Size öncelikle dizinin konusundan ve oyuncu kadrosundan bahsettik sonra dizi hakkındaki yorumlarıma geçeceğim. ^^

Alice in Borderland – Dizi Konusu:

İşsiz bir genç olan Ryohei Arisu zamanını bilgisayar oyunu oynayarak geçirir. Bir sabah uyandığında Tokyo’da hiçbir şeyin eskisi gibi olmadığını fark eder. Kendisini büyük bir oyunun içinde bulan Arisu ve arkadaşları hayatta kalmak için oyunu kurallarına göre oynamak zorundadır. Hayatı tehdit eden oyunlarda tek başına mücadele eden Usagi ile tanışan Arisu, bu yeni dünyanın sırrını çözmek için birlikte hareket etmeye karar verir.

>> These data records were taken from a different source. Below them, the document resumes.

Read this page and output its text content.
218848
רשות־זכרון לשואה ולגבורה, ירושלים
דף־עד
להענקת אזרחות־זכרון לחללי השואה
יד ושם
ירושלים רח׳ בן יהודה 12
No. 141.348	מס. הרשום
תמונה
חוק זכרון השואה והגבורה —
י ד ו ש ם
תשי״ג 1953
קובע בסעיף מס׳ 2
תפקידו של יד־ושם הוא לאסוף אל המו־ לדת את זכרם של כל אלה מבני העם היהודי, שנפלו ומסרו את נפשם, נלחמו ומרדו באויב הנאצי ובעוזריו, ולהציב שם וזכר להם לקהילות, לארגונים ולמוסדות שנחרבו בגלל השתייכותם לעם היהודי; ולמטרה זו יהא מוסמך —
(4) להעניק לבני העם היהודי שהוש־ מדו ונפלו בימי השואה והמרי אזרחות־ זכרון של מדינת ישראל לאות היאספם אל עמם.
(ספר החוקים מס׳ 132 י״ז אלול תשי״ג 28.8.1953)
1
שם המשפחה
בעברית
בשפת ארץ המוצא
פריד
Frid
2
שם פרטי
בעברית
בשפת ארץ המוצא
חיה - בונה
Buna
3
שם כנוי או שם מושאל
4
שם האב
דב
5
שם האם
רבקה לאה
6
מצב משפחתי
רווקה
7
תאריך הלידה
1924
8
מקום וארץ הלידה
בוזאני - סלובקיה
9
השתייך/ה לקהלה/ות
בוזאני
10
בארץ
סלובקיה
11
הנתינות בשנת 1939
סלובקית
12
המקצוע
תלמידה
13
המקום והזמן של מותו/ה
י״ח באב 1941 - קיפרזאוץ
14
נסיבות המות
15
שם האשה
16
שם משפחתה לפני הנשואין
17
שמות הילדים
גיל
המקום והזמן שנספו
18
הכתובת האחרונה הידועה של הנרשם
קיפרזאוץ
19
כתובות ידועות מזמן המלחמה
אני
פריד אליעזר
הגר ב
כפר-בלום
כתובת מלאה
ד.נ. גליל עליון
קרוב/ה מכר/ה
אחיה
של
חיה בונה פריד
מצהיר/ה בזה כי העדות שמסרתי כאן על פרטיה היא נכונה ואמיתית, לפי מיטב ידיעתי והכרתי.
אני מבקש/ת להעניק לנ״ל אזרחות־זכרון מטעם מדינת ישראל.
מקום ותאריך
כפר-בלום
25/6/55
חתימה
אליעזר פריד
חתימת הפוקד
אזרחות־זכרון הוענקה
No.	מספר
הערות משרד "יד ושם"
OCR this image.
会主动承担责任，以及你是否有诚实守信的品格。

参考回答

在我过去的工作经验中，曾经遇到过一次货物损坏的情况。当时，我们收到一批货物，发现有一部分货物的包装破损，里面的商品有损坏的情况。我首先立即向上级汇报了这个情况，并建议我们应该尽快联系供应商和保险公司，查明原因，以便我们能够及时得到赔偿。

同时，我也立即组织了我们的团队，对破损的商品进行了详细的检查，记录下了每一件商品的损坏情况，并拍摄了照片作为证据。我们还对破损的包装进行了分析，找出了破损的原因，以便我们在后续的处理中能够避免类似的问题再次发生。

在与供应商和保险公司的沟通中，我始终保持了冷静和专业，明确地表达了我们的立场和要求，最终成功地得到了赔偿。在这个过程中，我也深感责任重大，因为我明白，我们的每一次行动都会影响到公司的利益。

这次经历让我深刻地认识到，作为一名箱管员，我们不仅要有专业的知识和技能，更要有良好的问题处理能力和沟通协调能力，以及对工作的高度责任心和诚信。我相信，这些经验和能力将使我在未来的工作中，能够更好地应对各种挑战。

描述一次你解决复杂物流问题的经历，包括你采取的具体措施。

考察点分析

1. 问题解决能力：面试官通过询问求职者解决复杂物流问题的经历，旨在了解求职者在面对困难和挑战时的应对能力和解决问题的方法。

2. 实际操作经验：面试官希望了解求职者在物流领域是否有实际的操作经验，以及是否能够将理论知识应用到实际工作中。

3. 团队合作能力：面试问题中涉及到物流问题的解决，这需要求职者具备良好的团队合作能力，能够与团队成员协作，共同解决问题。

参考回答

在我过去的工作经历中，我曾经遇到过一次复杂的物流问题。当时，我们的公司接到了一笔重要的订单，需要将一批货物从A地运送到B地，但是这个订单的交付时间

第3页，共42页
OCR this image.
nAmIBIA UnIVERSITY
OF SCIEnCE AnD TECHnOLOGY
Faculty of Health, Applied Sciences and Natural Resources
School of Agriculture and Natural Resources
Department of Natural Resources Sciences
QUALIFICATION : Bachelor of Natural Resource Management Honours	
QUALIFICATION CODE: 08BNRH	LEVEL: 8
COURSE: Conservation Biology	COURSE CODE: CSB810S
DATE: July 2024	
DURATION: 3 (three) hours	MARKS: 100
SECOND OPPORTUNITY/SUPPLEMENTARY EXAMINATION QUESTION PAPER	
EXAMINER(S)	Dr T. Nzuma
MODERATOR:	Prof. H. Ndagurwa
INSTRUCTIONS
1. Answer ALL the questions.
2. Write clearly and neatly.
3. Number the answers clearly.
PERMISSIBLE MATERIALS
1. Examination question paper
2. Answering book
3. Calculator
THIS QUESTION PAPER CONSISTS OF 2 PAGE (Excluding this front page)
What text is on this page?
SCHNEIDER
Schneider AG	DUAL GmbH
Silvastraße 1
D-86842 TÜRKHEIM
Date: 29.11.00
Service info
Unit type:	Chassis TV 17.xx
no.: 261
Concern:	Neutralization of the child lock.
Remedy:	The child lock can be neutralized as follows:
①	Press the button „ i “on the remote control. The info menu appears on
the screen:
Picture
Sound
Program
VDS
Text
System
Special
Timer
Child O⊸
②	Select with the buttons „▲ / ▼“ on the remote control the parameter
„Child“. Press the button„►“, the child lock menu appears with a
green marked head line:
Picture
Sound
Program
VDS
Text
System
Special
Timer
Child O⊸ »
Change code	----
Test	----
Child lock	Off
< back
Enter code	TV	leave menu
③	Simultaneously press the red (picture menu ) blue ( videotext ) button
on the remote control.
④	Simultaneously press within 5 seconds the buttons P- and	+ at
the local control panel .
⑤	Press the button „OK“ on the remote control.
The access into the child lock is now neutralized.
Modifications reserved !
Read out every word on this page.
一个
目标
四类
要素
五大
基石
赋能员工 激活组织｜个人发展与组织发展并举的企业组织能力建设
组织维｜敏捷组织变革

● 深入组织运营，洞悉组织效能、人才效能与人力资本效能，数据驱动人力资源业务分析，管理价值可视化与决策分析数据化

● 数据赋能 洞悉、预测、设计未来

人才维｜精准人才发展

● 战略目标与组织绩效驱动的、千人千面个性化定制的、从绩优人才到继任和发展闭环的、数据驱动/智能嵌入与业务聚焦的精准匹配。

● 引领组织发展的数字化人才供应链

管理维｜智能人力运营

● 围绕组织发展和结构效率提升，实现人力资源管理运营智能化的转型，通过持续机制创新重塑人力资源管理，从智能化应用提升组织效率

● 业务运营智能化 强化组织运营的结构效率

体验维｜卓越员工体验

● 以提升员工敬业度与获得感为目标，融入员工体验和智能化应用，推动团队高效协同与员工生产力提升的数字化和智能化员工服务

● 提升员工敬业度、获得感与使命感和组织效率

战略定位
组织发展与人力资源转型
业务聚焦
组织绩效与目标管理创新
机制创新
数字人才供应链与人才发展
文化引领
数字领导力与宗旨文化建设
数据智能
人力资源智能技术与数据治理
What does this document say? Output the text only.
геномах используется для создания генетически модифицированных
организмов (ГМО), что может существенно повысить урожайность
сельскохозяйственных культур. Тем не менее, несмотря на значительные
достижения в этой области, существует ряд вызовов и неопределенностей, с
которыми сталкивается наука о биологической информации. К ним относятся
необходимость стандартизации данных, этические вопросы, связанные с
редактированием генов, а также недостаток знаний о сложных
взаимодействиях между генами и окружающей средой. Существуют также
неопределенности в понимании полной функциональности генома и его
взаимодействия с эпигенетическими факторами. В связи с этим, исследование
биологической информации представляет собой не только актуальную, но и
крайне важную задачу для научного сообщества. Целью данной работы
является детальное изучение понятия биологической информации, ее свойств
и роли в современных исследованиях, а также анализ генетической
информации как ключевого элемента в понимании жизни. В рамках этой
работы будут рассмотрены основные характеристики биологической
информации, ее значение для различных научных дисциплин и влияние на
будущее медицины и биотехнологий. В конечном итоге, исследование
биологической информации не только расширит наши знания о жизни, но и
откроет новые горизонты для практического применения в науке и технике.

Alice in Borderland – Dizi Oyuncuları:

Kento Yamazaki – Ryohei Arisu

Tao Tsuchiya – Yuzuha Usagi

Tsuyoshi Abe – Kuzuryu

Shô Aoyagi – Agni

Aya Asahina – Kuina

Nobuaki Kaneko – Hatter

Keita Machida – Karube

Ayame Misaki – Shibuki

Ayaka Miyoshi – An

Yûki Morinaga – Chota

Nijirô Murakami – Cheshire

Riisa Naka – Mira

Dôri Sakurada – Niragi

Yûtarô Watanabe – Tatta

Shuntarô Yanagi – Last Boss

Mizuki Yoshida – Asahi

Alice in Borderland – Dizi Yorumum:

Eveet, bu dizi bir live action uyarlamasıymış. Yani bu kurgunun hem mangası hem de animesi çekilmiş. Manga 2010’da yayınlanmaya başlamış, son bölümü 2016’da yayınlanmış. Animesi de 3 bölüm olarak 2014-2015 arası yayınlanmış.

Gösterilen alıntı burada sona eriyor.